Singer Javelyn, Wes Plate, Kevin Monahan, and Loren Miller "dance."
Phil's MultiCam demo footage came from Jim Greer (firstname.lastname@example.org) featuring singer Javelyn (www.javelyn.net). Javelyn appeared live, dancing on stage to her own music video. She was joined by a backup of several way-over-drinking-age editors who can't.
CinemaSports is the "Iron Chef of filmmaking," according to founder Jin Woo Joo. Teams have 9 hours to complete a movie with a list of ingredients. Screening begins on the tenth hour of that very night. Jin showed a less-than-family-friendly clip which was pretty funny- if dark-- and talked briefly about this San Francisco-based group. CS sounds like excellent hands-on DV training.
We also saw Chris Jenkins' "El Fandi, a modern day Matador," a documentary shot in Spain in mixed format HD.
Throughout the event, sponsors on the mezzanine of Club Mezzanine, as always the backbone of any user group meet, featured their wares. The fabulous Boris FX showed the latest Continuum Complete effects package, GenArts displayed its scintillating Sapphire plug-Ins.

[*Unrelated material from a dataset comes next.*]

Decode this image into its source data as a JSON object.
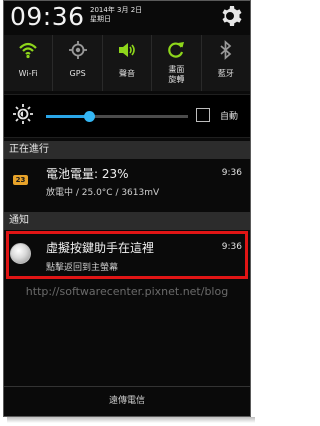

Automatic Duck, Flip4mac, Red Giant Software, Mac Enthusiasts, ProCon, BlackMagic Design, LaCie, G-Tech, Bogen Imaging and Contour were also there showing off their wonderful toys.
The huge Supermeet Raffle gave out clever Thinkstock packages, spanking new books from CMP, Focal and PeachPit Press, KeyGuides from Neotron Design, software from several vendors like Final Draft, Natress, Red Giant, Intelligent Assistance Auto Duck, Digital Film Tools, Flip4mac, CharisMac, Magnet Media, CustomFlix, Snader, ASG and Digital Heaven; and spectacular hardware from vendors like Bogen Imaging, Lowel Contour, Other World Computing, and Blackmagic Design, G-Tech, Focus Enhancements, AJA and LaCie.
Friendly club staff, cash bar and free catered finger food rounded out the occasion, and many user group chiefs were in attendance representing all parts of the US and other countries. Everyone left feeling the evening was well spent.
LAFCPUG/BOSFCPUG member, Editor and screenwriter Loren S. Miller was there and remembers most of it, except the cablecar ride.